Empirical evaluations reveal that Weaver considerably narrows the generation-verification gap with oracle metrics across reasoning and math tasks, achieving an average success rate of 87.7% with Llama 3.3 70B Instruct as the generator. This performance is comparable to frontier models such as OpenAI's o3-mini, yet attained without extensive finetuning or post-training interventions. The paper also explores the scalability of Weaver in terms of repeated sampling, model size, and computational budget, finding that naive verification strategies quickly plateau, while Weaver continues to yield gains by optimizing verifier weights through weak supervision.

A notable element of Weaver is its ability to retain performance while substantially reducing computational overhead. Through distillation, Weaver trains a compact 400M cross-encoder model to capture the ensemble's verification strategy, retaining 98.7% of full accuracy whilst reducing compute costs by up to 99.97%. This efficiency offers a pathway for scalable verification that maintains accuracy without the need for extensive computational resources.

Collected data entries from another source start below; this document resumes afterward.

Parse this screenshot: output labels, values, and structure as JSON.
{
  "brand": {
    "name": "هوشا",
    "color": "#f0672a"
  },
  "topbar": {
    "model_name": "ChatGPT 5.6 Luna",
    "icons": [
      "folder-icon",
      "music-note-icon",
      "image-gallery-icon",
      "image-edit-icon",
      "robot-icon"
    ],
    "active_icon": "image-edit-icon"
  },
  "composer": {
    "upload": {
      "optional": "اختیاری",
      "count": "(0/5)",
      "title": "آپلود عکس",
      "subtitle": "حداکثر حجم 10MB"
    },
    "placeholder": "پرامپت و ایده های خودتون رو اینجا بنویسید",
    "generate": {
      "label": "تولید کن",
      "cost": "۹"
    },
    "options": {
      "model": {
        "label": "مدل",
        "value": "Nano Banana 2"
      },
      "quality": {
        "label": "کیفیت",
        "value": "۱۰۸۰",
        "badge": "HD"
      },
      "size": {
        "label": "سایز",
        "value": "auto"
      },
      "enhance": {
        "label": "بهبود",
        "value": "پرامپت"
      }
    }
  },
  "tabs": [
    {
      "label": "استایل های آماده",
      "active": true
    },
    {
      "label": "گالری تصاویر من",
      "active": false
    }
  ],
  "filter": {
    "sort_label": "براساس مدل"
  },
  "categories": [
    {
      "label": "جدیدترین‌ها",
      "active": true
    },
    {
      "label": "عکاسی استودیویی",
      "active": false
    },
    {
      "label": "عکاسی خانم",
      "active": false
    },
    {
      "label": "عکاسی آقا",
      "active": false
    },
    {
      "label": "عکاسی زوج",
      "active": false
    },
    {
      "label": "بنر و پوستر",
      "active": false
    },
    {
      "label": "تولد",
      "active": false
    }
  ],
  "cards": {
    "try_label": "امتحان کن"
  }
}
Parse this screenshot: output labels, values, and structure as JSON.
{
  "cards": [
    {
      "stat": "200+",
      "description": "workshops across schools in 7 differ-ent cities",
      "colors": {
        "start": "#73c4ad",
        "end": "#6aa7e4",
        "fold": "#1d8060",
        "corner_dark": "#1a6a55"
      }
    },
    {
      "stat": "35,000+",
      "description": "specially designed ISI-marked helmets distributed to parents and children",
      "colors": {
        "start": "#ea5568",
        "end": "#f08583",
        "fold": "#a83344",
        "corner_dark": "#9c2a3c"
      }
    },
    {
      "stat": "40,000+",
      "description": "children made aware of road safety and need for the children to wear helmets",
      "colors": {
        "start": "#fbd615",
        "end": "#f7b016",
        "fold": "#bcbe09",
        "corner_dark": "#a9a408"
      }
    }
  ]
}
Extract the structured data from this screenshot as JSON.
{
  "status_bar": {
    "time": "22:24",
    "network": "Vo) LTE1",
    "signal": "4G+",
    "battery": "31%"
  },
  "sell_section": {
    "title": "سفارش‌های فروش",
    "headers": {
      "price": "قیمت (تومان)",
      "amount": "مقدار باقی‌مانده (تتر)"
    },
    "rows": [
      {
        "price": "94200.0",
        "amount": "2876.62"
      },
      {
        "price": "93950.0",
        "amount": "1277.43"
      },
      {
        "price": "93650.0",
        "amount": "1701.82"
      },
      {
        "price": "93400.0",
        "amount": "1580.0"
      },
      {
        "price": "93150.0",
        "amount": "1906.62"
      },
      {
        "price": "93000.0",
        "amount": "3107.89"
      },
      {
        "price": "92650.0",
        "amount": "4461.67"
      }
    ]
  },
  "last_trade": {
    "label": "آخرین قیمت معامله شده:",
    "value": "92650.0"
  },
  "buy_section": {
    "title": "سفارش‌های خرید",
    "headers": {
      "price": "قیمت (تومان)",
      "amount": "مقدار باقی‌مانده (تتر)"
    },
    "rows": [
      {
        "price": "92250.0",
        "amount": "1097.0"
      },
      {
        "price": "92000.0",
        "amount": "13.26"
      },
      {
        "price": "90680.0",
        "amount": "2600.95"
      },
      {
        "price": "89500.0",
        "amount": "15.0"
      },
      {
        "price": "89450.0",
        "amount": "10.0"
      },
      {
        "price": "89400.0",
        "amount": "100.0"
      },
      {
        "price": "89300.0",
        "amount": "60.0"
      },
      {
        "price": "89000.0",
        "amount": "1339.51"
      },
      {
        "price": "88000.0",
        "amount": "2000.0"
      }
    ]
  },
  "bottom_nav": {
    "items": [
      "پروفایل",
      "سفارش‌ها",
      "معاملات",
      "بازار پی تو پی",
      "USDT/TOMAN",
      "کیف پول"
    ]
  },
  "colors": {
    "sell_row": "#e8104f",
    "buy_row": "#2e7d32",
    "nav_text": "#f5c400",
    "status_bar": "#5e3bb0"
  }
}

The implications of this research are manifold. Theoretically, Weaver highlights the potential of unsupervised learning methods like weak supervision to enhance verification reliability, and opens up avenues for further exploration into ensemble methods in AI settings where training data is scarce. Practically, the framework paves the way for improved data filtering, model alignment, and inference-time decision-making, making it a valuable tool for deploying LMs at scale.

Future developments in AI could see Weaver's principles adapted to broader multimodal tasks, involving verification across additional data types like images or audio. Furthermore, the refinement of ensemble techniques could extend to the development of specialized verifier architectures tailored to specific domains, such as mathematical reasoning or code execution. As the landscape of open-source LMs and reward models continues to expand, Weaver positions itself as a cornerstone framework for navigating the complexities of verifier aggregation and enabling more robust LM performance without prohibitive computational expenditures.